University of Auckland remembers Dr Ranginui Walker

The University of Auckland is saddened by the death of Emeritus Professor Dr Ranginui Walker who died this morning at the age of 83.

University of Auckland Vice-Chancellor Professor Stuart McCutcheon says Dr Walker continued to serve the University in many ways.

He says, “We mourn the loss of a distinguished Māori academic and longstanding member of the University. The University sends their deepest condolences to his wife Deidre, son Professor Michael Walker and whānau pani.”

The University’s Pro-Vice-Chancellor (Māori), Jim Peters says, “He generously shared his knowledge with all. He was very aware of the need for whānau and intergenerational achievement and sought to place Māori within the social and environmental future of Aotearoa.”

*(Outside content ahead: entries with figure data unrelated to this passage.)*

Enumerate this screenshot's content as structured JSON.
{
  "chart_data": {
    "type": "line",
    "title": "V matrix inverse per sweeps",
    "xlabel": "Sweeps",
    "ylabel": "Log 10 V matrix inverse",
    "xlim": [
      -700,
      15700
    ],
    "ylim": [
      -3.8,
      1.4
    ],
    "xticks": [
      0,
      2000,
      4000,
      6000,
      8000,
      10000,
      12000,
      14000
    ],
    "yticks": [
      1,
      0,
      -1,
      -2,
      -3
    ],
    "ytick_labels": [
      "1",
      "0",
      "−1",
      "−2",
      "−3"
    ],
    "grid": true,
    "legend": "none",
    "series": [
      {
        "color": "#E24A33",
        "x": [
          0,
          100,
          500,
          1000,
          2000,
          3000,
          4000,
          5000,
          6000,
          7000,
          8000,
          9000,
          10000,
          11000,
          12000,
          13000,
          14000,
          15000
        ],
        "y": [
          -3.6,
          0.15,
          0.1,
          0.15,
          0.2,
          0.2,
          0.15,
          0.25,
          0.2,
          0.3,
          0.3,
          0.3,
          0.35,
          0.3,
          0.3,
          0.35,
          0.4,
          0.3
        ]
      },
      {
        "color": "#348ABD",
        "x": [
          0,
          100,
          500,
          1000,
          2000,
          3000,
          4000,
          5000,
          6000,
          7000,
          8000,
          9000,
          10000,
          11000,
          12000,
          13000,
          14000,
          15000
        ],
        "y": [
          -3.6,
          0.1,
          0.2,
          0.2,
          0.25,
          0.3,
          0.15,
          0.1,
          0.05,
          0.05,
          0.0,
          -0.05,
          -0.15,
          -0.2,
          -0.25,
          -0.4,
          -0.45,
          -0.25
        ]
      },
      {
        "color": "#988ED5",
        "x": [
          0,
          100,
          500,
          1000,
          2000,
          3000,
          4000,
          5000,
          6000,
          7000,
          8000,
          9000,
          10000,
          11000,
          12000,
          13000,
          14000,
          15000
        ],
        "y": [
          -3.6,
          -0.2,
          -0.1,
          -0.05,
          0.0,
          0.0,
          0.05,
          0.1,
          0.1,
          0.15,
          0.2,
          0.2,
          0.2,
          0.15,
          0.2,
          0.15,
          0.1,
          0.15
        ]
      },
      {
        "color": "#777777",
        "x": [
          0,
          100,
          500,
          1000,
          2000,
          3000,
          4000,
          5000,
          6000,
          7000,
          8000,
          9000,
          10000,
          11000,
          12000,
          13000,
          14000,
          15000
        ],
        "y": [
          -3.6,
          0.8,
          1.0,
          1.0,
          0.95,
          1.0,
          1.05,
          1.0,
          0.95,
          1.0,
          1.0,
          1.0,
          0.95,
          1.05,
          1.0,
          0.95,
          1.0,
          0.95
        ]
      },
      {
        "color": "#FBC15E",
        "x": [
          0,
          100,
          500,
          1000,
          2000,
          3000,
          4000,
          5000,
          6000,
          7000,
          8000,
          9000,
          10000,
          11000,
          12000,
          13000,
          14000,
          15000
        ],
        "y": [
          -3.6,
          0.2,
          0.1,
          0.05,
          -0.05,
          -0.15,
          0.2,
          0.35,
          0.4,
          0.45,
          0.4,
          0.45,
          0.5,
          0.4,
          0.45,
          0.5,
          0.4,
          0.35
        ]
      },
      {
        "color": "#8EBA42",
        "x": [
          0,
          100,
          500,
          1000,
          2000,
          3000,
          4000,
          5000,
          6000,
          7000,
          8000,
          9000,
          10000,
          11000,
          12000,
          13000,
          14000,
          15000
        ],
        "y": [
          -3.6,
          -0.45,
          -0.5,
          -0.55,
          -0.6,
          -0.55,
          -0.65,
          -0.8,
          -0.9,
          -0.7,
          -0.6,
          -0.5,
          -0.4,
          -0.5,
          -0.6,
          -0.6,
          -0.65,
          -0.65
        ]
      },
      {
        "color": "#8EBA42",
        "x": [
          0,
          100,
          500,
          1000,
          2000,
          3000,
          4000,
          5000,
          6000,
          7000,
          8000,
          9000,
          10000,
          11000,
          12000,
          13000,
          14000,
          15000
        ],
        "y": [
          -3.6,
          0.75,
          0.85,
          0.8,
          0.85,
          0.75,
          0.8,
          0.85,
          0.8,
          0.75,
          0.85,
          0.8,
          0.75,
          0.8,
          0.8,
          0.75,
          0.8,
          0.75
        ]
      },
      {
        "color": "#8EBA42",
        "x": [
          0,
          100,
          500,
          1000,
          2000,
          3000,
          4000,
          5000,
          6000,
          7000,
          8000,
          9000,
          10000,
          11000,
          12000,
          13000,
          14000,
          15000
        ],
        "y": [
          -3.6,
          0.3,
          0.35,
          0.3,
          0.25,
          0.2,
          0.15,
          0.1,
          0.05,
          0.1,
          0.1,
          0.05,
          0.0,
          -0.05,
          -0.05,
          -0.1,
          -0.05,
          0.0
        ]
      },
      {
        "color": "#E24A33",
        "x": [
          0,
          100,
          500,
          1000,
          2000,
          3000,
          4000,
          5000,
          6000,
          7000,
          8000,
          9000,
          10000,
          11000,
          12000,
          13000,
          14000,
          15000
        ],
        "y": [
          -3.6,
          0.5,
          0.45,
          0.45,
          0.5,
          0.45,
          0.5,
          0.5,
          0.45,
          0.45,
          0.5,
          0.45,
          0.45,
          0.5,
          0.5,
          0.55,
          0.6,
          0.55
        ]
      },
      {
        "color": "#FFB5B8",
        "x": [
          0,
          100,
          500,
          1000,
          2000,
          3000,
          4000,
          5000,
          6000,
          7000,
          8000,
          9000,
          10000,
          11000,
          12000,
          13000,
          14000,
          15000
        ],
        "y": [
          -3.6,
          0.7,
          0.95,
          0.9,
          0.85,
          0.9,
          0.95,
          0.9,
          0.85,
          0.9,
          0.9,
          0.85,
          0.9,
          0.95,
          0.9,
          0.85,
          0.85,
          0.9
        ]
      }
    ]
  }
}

Associate Professor Tracey McIntosh of the University’s Centre of Research Excellence Ngā Pae o te Maramatanga, said herself and Dr Walker’s other colleagues were in deep mourning.

“The shock of it this morning was profound. His intellectual labour has provided for so many of us the foundation of our work.”
Dr McIntosh said Dr Walker spoke to many audiences through his academic research and his columns in Metro and the Listener magazines that “added his distinctive voice to the nation.”
Dr McIntosh says, “This was a man who was shy by nature but was driven by the need to ensure there was justice and understanding.”

Dr Walker studied at the University, gaining a Diploma of Teaching in 1962, a Bachelor of Arts in 1962 and a Master of Arts in 1966.

In 1967 he took up a temporary lectureship in the Anthropology Department at the University where he completed his PhD in 1970.

Dr Walker was appointed associate professor of Māori studies in the Anthropology Department at Auckland University in 1986. He served as professor of Māori Studies from 1993 to 1997 and Pro-Vice Chancellor (Māori) from 1996-1997.

The University made Dr Walker a Distinguished Alumni in 2012.